Global perspective Human stories

Thousands of Ugandans return to their farms after 20 years in displaced camps – UN

Thousands of Ugandans return to their farms after 20 years in displaced camps – UN

Uganda: after decades of war, a new rice variety helps farmers resume their lives
More than a million Ugandans driven from their homes by decades of violent conflict are gradually moving back to their homeland in the north of the country thanks to an innovative United Nations-backed farming project, the Food and Agricultural Organization (FAO) said today.

More than a million Ugandans driven from their homes by decades of violent conflict are gradually moving back to their homeland in the north of the country thanks to an innovative United Nations-backed farming project, the Food and Agricultural Organization (FAO) said today.

A new rice-based farming system aimed at improving food security and reducing poverty in Uganda has enabled the incremental return of around 1.5 million internally displaced persons (IDPs) after living in makeshift camps for more than 20 years.

Although some tensions remain in the absence of a comprehensive peace agreement, armed clashes in the region ended following the conclusion of a peace process in 2006 between the Government and the notorious Lord’s Resistance Army (LRA) rebel group.
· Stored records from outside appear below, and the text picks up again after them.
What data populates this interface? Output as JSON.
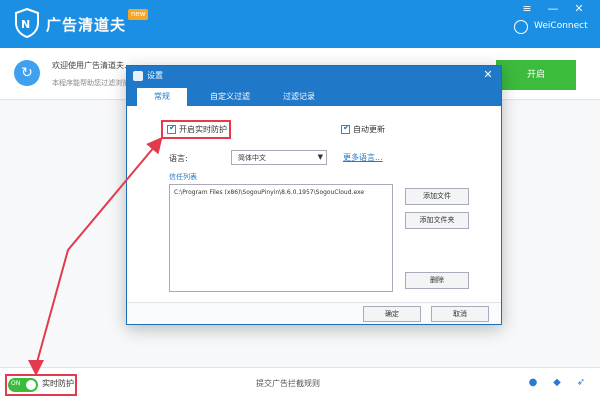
{
  "header": {
    "title": "广告清道夫",
    "badge": "new",
    "wechat_label": "WeiConnect"
  },
  "banner": {
    "line1": "欢迎使用广告清道夫...",
    "line2": "本程序能帮助您过滤浏览器广告",
    "open_button": "开启"
  },
  "dialog": {
    "title": "设置",
    "tabs": [
      "常规",
      "自定义过滤",
      "过滤记录"
    ],
    "realtime_checkbox": "开启实时防护",
    "autostart_checkbox": "自动更新",
    "language_label": "语言:",
    "language_value": "简体中文",
    "more_languages": "更多语言...",
    "trust_label": "信任列表",
    "trust_items": [
      "C:\\Program Files (x86)\\SogouPinyin\\8.6.0.1957\\SogouCloud.exe"
    ],
    "add_file_button": "添加文件",
    "add_folder_button": "添加文件夹",
    "delete_button": "删除",
    "ok_button": "确定",
    "cancel_button": "取消"
  },
  "statusbar": {
    "toggle_label": "ON",
    "realtime_label": "实时防护",
    "center_link": "提交广告拦截规则"
  },
  "colors": {
    "brand_blue": "#1a8fe3",
    "dialog_blue": "#1f78c8",
    "green": "#3dbb3d",
    "highlight_red": "#e33a4d"
  }
}
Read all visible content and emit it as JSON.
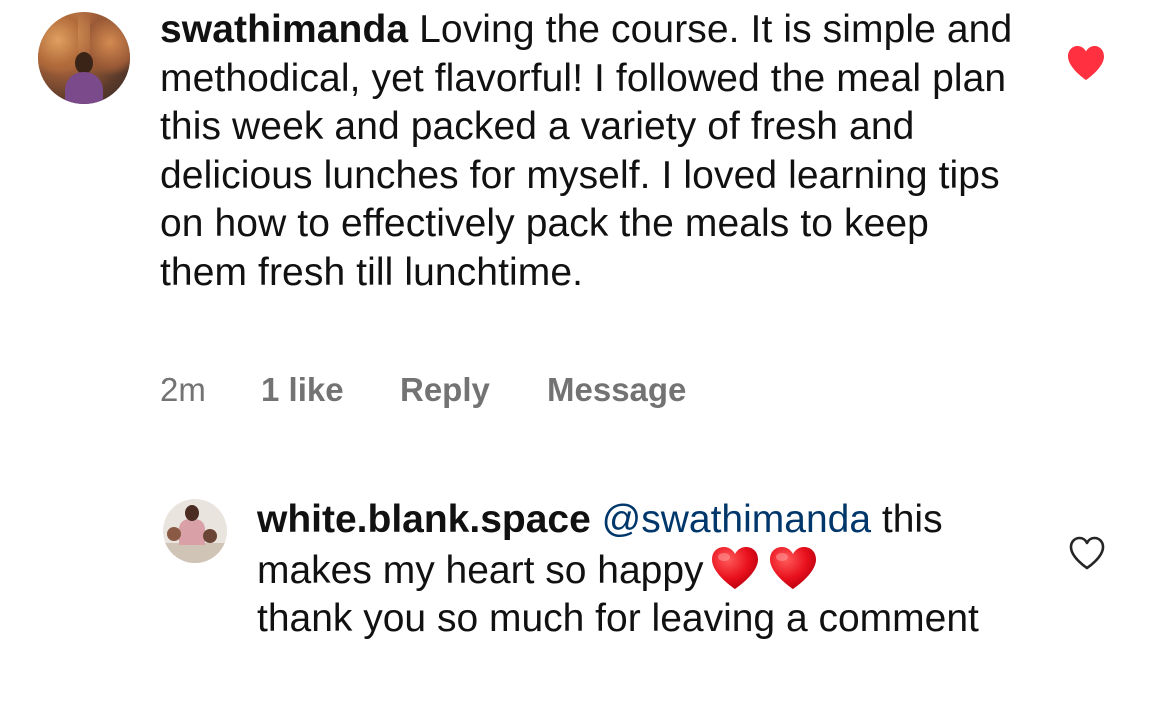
{
  "comment": {
    "username": "swathimanda",
    "text": "Loving the course. It is simple and methodical, yet flavorful! I followed the meal plan this week and packed a variety of fresh and delicious lunches for myself. I loved learning tips on how to effectively pack the meals to keep them fresh till lunchtime.",
    "time": "2m",
    "likes": "1 like",
    "reply_label": "Reply",
    "message_label": "Message",
    "liked": true
  },
  "reply": {
    "username": "white.blank.space",
    "mention": "@swathimanda",
    "text_part1": "this makes my heart so happy",
    "emojis": [
      "red-heart-emoji",
      "red-heart-emoji"
    ],
    "text_part2": "thank you so much for leaving a comment",
    "liked": false
  },
  "colors": {
    "like_active": "#ff3040",
    "meta_gray": "#737373",
    "mention_blue": "#00376b",
    "text": "#111111"
  },
  "icons": {
    "comment_like": "heart-filled-icon",
    "reply_like": "heart-outline-icon"
  }
}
“That is when we needed to take action to help people return to their homelands and encourage them to start farming again,” said Percy Misika, FAO Representative in the Ugandan capital, Kampala.

Planting varieties of the high yielding New Rice for Africa (NERICA) rice is the focus of FAO’s cultivation strategy for Uganda, with a project supported by $1.5 million of funding over two years – 2008 to 2010 – from Japan.

“The different NERICA varieties offer a number of advantages: they grow well on the uplands and are resistant to drought, their yield is 30 per cent higher than that of local varieties, and they produce a long grain rice with good flavour and high nutritional content which matures in three months or less when the rains are regular,” said Mr. Misika.

The first phase of the plan, which concluded in 2008, involved eight districts of northern, eastern, central and western Uganda where 1,800 farmers received NERICA varieties, 32 facilitators were trained to teach farmers and 64 farmer field schools were launched.

Since then, nine more northern districts are benefiting from the second phase of the NERICA scheme.

Many of the young households involved are made up of men and women who have no income and who grew up in camps for the displaced without any knowledge of farming and crop cultivation, said FAO.

Those returning to their villages have had to learn about farming, understand effective agricultural practices, and acquire familiarity with the basic production systems used in cultivating NERICA through the project’s Farmer Field School (FFS) network, allowing young farmers can share knowledge.

“We are careful to choose the best profile of facilitator to lead this participatory approach,” said NERICA National Project Manager, Emmanuel Iyamuremye Iyibingira. “It takes passion, motivation and perfectionism to offer effective training for the farmers, especially the young ones who have never known anything except the precarious life of the camps.”

FAO believes that the project will result in more than 2,160 farmers trained in NERICA crop production technology, with a total of 72 schools established in nine districts.